Actuellement, la Constitution fédérale stipule que "les prix payés par les usagers des transports publics couvrent une part appropriée des coûts". La Genevoise souhaite la modifier afin d'introduire la possibilité de la gratuité.

Des initiatives sur la gratuité des transports publics ont en effet été invalidées dans plusieurs cantons car jugées contraire à la Constitution fédérale. Le Tribunal fédéral devra se prononcer sur la question. Il a été saisi d'un recours par les jeunesses de gauche fribourgeoises après que le Grand Conseil a invalidé un tel texte.

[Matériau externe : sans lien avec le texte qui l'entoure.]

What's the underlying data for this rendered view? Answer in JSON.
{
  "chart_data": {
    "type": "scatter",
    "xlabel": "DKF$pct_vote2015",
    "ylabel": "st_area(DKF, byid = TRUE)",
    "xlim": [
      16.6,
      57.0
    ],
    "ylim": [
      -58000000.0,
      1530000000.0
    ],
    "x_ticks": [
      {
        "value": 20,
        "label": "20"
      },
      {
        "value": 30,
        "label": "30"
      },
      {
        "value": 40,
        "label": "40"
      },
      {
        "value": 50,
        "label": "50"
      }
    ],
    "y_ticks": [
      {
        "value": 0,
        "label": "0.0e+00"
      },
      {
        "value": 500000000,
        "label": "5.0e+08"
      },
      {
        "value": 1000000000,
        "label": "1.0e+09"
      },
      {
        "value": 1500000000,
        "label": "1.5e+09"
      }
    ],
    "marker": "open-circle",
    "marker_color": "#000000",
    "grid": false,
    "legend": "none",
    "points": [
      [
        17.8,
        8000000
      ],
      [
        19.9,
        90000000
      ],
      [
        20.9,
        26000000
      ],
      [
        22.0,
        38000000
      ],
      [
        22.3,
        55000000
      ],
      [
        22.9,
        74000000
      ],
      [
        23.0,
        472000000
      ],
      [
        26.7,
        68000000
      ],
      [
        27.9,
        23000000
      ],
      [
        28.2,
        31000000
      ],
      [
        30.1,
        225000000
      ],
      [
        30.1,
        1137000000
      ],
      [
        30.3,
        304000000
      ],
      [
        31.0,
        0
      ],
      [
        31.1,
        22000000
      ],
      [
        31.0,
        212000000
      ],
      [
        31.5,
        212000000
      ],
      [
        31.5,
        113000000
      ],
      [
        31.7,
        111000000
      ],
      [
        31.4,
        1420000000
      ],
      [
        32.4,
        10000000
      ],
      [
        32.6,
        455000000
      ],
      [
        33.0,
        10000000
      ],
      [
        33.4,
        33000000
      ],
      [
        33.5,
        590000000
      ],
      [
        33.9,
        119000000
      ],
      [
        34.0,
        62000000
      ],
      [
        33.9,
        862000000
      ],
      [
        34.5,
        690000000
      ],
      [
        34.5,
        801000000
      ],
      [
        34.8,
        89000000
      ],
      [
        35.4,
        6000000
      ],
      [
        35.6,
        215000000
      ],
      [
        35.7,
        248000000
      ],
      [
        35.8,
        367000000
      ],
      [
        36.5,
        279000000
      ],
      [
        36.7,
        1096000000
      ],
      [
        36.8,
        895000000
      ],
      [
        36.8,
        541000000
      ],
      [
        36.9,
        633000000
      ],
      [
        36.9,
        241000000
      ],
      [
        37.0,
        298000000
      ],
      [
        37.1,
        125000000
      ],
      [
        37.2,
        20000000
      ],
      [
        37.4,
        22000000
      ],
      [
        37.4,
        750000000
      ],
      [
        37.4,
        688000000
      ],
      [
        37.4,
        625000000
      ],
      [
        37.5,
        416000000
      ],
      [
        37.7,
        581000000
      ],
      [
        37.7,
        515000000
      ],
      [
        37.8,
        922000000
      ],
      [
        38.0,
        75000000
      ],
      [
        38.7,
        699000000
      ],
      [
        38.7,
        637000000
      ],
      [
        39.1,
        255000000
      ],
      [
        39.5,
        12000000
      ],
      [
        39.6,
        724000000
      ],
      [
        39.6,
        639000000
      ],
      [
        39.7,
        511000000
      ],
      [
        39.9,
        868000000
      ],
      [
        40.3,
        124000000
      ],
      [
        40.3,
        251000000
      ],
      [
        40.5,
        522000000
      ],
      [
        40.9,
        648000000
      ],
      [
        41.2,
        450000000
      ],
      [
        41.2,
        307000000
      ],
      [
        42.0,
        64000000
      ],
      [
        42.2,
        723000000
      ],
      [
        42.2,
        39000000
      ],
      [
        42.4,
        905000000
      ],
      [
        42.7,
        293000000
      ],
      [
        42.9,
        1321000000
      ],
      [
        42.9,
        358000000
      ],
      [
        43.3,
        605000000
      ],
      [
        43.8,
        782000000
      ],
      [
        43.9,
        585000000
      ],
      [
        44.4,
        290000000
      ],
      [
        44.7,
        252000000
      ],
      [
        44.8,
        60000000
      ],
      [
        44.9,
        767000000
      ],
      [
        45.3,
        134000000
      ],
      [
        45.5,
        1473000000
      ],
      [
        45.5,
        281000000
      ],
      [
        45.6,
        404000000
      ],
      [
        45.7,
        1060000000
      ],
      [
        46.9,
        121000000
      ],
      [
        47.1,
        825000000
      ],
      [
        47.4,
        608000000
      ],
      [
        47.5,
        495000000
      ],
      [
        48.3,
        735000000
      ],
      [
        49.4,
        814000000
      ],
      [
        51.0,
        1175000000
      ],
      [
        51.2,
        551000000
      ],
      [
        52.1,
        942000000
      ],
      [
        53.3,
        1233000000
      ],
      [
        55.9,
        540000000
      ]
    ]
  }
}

Cette modification constitutionnelle est une mesure de politique climatique nécessaire, a tenté de faire valoir la gauche, en vain. Et de souligner qu'il s'agit uniquement de prévoir une possibilité, afin que les cantons et les communes qui souhaitent introduire la gratuité des transports publics ne soient pas empêchés de le faire.

Illusion ?

Mais la majorité bourgeoise ne veut pas changer de paradigme. Si on passe à la gratuité, on peut s'attendre à une hausse massive des coûts. Les employés, les équipements, les infrastructures, les véhicules ont un coût, a argumenté Olivier Feller (PLR/VD).

La gratuité est illusoire. Au final, les contribuables devraient passer à la caisse. Et de rappeler que des réductions existent déjà ou sont en cours de planification pour certaines catégories de la population, comme les jeunes.